La réduction d'impôt est répartie sur neuf années. Elle est accordée au titre de l'année d'achèvement du logement ou de son acquisition si elle est postérieure et imputée sur l'impôt dû au titre de cette même année puis sur l'impôt dû au titre de chacune des huit années suivantes à raison d'un neuvième de son montant total au titre de chacune de ces années. […] ».

Or, l’Administration Fiscale interprète ces dispositions comme établissant la règle selon laquelle deux investissements réalisés au cours de la même année ne peuvent donner droit à la réduction d’impôt « SCELLIER ».

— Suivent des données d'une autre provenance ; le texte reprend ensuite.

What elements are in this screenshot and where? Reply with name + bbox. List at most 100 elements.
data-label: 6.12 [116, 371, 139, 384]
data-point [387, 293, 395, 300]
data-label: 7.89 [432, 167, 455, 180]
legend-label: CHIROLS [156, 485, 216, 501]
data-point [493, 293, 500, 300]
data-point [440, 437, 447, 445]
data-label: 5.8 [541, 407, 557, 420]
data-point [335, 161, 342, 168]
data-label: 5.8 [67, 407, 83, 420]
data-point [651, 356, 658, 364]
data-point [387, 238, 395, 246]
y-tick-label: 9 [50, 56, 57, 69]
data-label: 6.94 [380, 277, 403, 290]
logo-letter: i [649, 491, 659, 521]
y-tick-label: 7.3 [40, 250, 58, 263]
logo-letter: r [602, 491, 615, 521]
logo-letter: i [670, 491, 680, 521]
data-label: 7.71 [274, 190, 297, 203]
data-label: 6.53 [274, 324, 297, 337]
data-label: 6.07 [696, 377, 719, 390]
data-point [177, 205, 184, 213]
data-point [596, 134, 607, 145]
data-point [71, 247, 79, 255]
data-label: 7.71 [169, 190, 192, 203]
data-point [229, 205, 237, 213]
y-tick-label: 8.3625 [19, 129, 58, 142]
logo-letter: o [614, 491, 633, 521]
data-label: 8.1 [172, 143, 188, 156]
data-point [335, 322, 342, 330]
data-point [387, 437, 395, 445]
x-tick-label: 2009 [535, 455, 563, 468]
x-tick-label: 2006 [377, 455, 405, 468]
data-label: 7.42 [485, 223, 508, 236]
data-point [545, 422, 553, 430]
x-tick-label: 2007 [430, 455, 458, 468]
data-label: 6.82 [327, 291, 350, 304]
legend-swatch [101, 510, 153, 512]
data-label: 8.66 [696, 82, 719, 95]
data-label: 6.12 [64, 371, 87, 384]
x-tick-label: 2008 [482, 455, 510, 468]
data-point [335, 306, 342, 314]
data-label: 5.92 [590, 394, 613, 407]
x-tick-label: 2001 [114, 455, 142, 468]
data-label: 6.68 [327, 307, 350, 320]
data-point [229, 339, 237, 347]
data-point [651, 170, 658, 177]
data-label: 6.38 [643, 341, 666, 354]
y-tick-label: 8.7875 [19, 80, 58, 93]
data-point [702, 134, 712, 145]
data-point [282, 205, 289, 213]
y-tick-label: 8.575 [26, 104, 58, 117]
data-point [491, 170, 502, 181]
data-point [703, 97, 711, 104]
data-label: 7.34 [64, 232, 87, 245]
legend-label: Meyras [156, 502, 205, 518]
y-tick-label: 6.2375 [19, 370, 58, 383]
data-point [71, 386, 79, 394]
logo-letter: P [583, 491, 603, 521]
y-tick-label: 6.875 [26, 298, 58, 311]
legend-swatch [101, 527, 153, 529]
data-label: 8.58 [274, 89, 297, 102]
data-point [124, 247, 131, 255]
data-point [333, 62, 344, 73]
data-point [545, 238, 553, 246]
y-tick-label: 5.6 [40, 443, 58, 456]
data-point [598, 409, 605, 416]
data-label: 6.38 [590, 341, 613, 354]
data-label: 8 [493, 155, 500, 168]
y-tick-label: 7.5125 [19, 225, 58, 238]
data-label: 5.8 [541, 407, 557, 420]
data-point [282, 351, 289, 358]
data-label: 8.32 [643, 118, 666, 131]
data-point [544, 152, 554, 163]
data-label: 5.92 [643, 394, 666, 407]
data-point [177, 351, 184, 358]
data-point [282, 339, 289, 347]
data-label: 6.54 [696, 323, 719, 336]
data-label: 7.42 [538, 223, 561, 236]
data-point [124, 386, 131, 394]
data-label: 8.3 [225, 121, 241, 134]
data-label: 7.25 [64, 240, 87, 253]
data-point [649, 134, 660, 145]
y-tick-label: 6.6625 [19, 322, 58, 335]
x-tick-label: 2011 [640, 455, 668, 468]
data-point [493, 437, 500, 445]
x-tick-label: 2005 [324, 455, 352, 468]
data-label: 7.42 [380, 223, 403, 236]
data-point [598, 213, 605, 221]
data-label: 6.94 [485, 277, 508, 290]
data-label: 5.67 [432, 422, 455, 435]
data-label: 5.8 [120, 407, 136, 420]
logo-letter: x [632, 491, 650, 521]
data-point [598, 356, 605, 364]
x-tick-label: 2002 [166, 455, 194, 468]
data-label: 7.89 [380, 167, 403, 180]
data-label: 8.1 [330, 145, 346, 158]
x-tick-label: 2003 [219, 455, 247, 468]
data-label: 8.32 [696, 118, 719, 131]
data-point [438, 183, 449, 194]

En ce sens, elle écarte ainsi le bénéfice de ce dispositif (pour une des deux opérations) lorsqu'un même contribuable, au cours d'une même année,

  • acquiert un immeuble neuf d'une part et,
  • d'autre part, dépose un permis de construire au titre d'un second terrain dont il a la propriété (et au titre duquel il sollicitera l'application de la Réduction d'impôt SCELLIER par ailleurs), et ce, quand bien même la réduction d'impôt Scellier n'est applicable qu'à compter de l'année d'achèvement de la construction, soit en N + 1, + 2, + 3 ... en fonction des cas d'espèce.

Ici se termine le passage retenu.